Lithuania made progress in controlling large-scale corruption (although small-scale corruption still remains a problem). According to the Corruption Perceptions Index, Lithuania rose to 43rd place out of 177 countries (More: Dalia fights against corruption).

In addition to these compliments in the fight against corruption, Dalia has also negotiated a 10% increase of EU funds for Lithuania for the period 2014-2020, compared to the previous period.
She moreover has tried to limit Lithuania’s relationship with Russia, aspiring to reduce the country’s reliance on Russia for energy. Currently all the electric power sources come from Sweden and Poland, but Lithuania continues to depend on Russia for gas. Dalia is also developing Lithuania’s own source of energy, a tank ship has been installed named “Independence” which provides liquefied natural gas.

Dalia has received international recognition in a wide range of outlets praising her for her ambition and resolve. The American magazine “Glamour” in 2010 recognized her as “Woman of the Year” in the category of “Female Heads of State: The Chosen Ones”. She has been nicknamed “Lithuanian Obama”, “Iron Lady” or “Steel Magnolia”. She was also chosen to feature in the BBC film “The Power of Women”, which focused on the most influential women in the world and detailed how she became president of Lithuania. The producer of the film described her as the leader of Europe. In 2013 she boycotted the Sochi Winter Olympics, supporting Ukraine. For that reason in 2015 she was elected a “Person of the year” in Ukraine. In 2014 she was elected as chair of the Council of Women World Leaders which unites the most powerful women in the world.
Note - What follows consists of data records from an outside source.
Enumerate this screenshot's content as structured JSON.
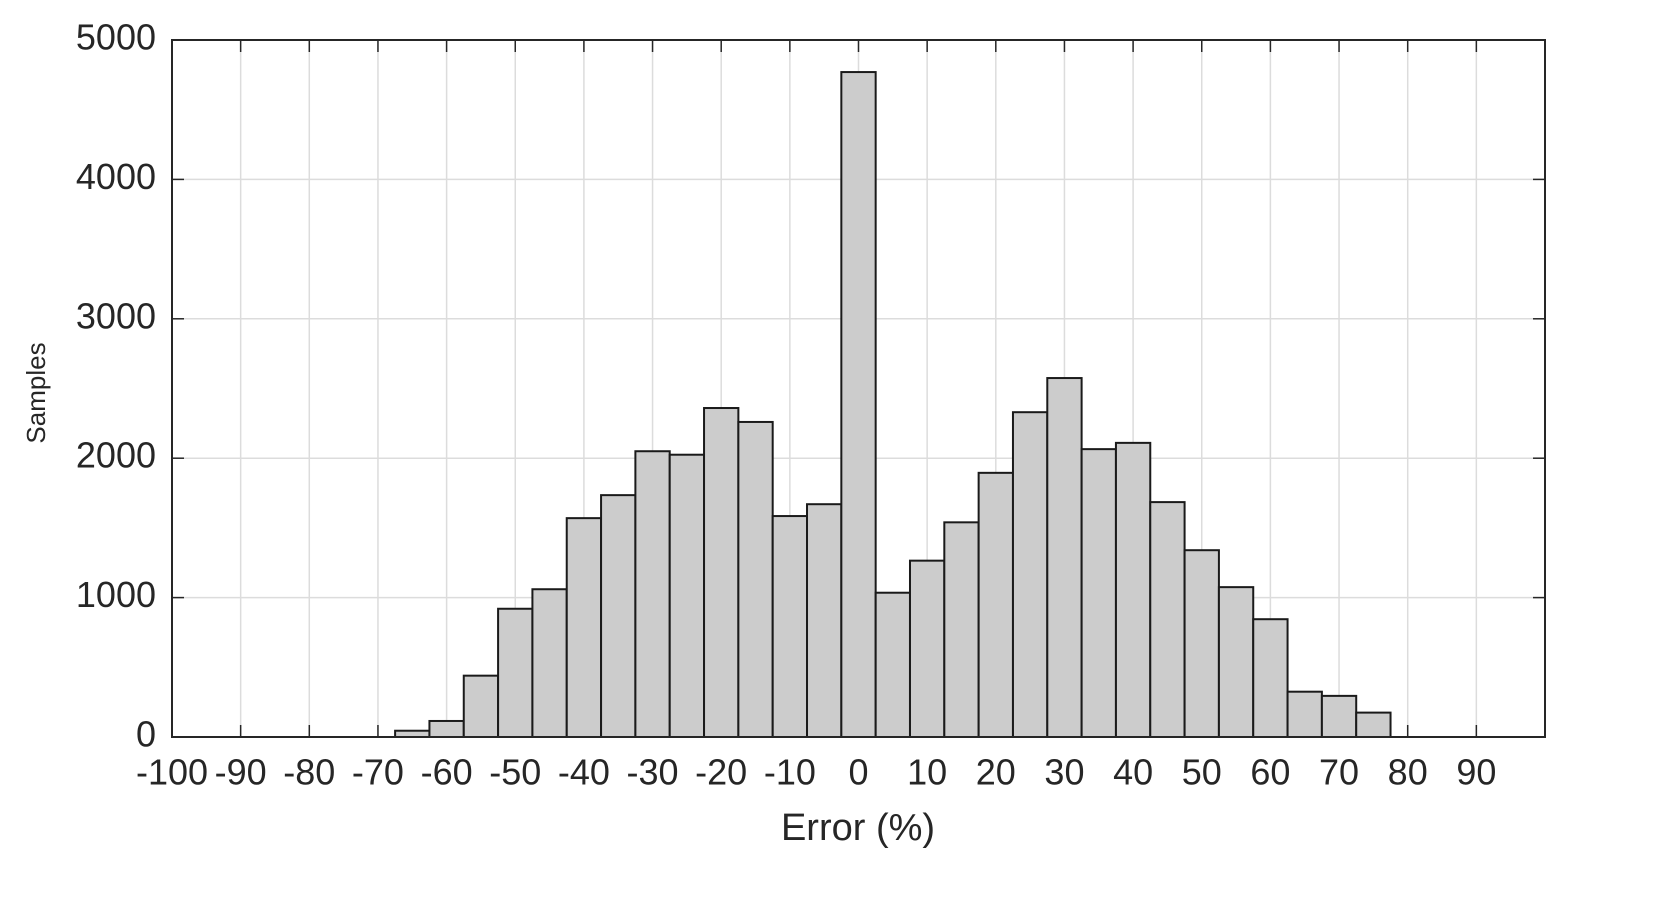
{
  "chart_data": {
    "type": "histogram",
    "x_label": "Error (%)",
    "y_label": "Samples",
    "bins": [
      -67.5,
      -62.5,
      -57.5,
      -52.5,
      -47.5,
      -42.5,
      -37.5,
      -32.5,
      -27.5,
      -22.5,
      -17.5,
      -12.5,
      -7.5,
      -2.5,
      2.5,
      7.5,
      12.5,
      17.5,
      22.5,
      27.5,
      32.5,
      37.5,
      42.5,
      47.5,
      52.5,
      57.5,
      62.5,
      67.5,
      72.5,
      77.5
    ],
    "values": [
      45,
      115,
      440,
      920,
      1060,
      1570,
      1735,
      2050,
      2025,
      2360,
      2260,
      1585,
      1670,
      4770,
      1035,
      1265,
      1540,
      1895,
      2330,
      2575,
      2065,
      2110,
      1685,
      1340,
      1075,
      845,
      325,
      295,
      175
    ],
    "color": "#cccccc",
    "xlim": [
      -100,
      100
    ],
    "xticks": [
      -100,
      -90,
      -80,
      -70,
      -60,
      -50,
      -40,
      -30,
      -20,
      -10,
      0,
      10,
      20,
      30,
      40,
      50,
      60,
      70,
      80,
      90
    ],
    "ylim": [
      0,
      5000
    ],
    "yticks": [
      0,
      1000,
      2000,
      3000,
      4000,
      5000
    ],
    "grid": true
  }
}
As the Secretary-General of the United Nations Ban Ki-moon states “Women have a fresh outlook on our most difficult problems.” 

To conclude, it is interesting what Dalia will do and achieve till 2019 when the term of office will expire, but we can definitely say that what she has done is a revolution for women in Lithuanian policy making. Perhaps she is one of the reasons why lately, more women have been running for positions in policy making in Lithuania.